From Sampling to Grammars: Making LLMs Reliably Output Structured Data (Even for Thinking Models)
The author outlines a practical, CPU-efficient sampling pipeline and how Ollama enforces structured outputs using grammars compiled from JSON Schemas. They show that letting thinking models complete their internal reasoning before constraining leads to higher quality than prefilling formats. Looking forward, structured output will increasingly become an intrinsic model capability, reducing reliance on strict masking.
Key Points
- Ollama’s sampling pipeline applies topK → temperature → softmax → topP → minP, then samples; CPU-side efficiency hinges on early topK pruning and linear passes over sorted logits.

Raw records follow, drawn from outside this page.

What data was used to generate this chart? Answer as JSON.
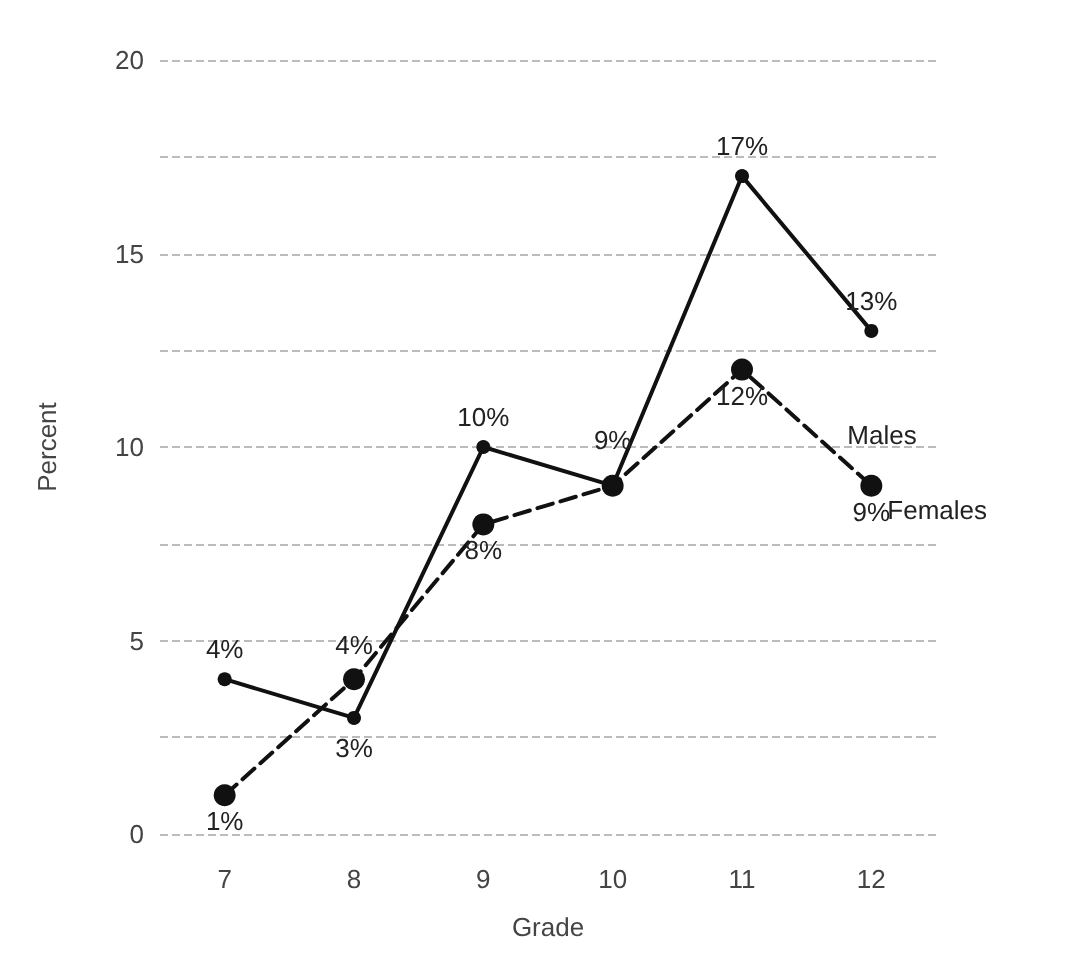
{
  "chart_data": {
    "type": "line",
    "xlabel": "Grade",
    "ylabel": "Percent",
    "categories": [
      "7",
      "8",
      "9",
      "10",
      "11",
      "12"
    ],
    "series": [
      {
        "name": "Males",
        "color": "#111111",
        "line_style": "solid",
        "values": [
          4,
          3,
          10,
          9,
          17,
          13
        ],
        "value_labels": [
          "4%",
          "3%",
          "10%",
          "9%",
          "17%",
          "13%"
        ]
      },
      {
        "name": "Females",
        "color": "#111111",
        "line_style": "dashed",
        "values": [
          1,
          4,
          8,
          9,
          12,
          9
        ],
        "value_labels": [
          "1%",
          "4%",
          "8%",
          null,
          "12%",
          "9%"
        ]
      }
    ],
    "ylim": [
      0,
      20
    ],
    "yticks": [
      0,
      {
        "value": 2.5,
        "label": null
      },
      5,
      {
        "value": 7.5,
        "label": null
      },
      10,
      {
        "value": 12.5,
        "label": null
      },
      15,
      {
        "value": 17.5,
        "label": null
      },
      20
    ],
    "grid": "y",
    "legend": false,
    "marker": "circle"
  }
}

- Structured outputs are enforced via grammars derived from JSON Schemas: sample, validate, accept or resample with masking—slower but guarantees correctness and improves as the model ‘grounds’.
- State machines provide an alternative path to the same guarantees and can be efficient; existing tools like llguidance suffice for grammar-constrained sampling.
- Thinking models (e.g., Harmony format) are sensitive to format; prefilling can harm quality—let the model finish thinking, use turn tokens to separate phases, then constrain the final output.
- gpt-oss is highly format-trained and can produce perfect JSON without explicit instruction; when constrained, it may even claim it was instructed to do so, reflecting strong alignment.
Sentiment
The overall sentiment of the Hacker News discussion is highly engaged and largely in agreement with the article's premise about the critical importance and complexity of structured outputs in LLM generation. While there are constructive questions and discussions around alternative implementations and practical tradeoffs, these are framed within an overall acceptance of the article's core ideas and the significance of the topic.
In Agreement
- The tradeoff between direct constrained generation and a multi-pass approach (free generation + structured conversion) is a valid consideration, especially for semantic quality, aligning with the article's point about models being sensitive to prefilled structures.
- Structured output significantly enhances the observability and programmability of LLM agents.
- Constrained generation effectively guarantees syntactic correctness, while a second pass can improve semantic accuracy.
- The internal mechanisms of sampling and grammar application, as detailed in the article, are complex and fundamental to LLM generation.
Opposed
- The article's described method of 'sample, check, and resample with masking' for structured output is questioned for its efficiency; some suggest applying the mask immediately instead.
- The token masking and resampling process for structured output can be perceived as 'brute force' or inefficient.
- API providers' current lack of comprehensive custom grammar support (beyond JSON Schema) is a limitation for various use cases, although some commenters acknowledge the potential cost and batching implications for providers.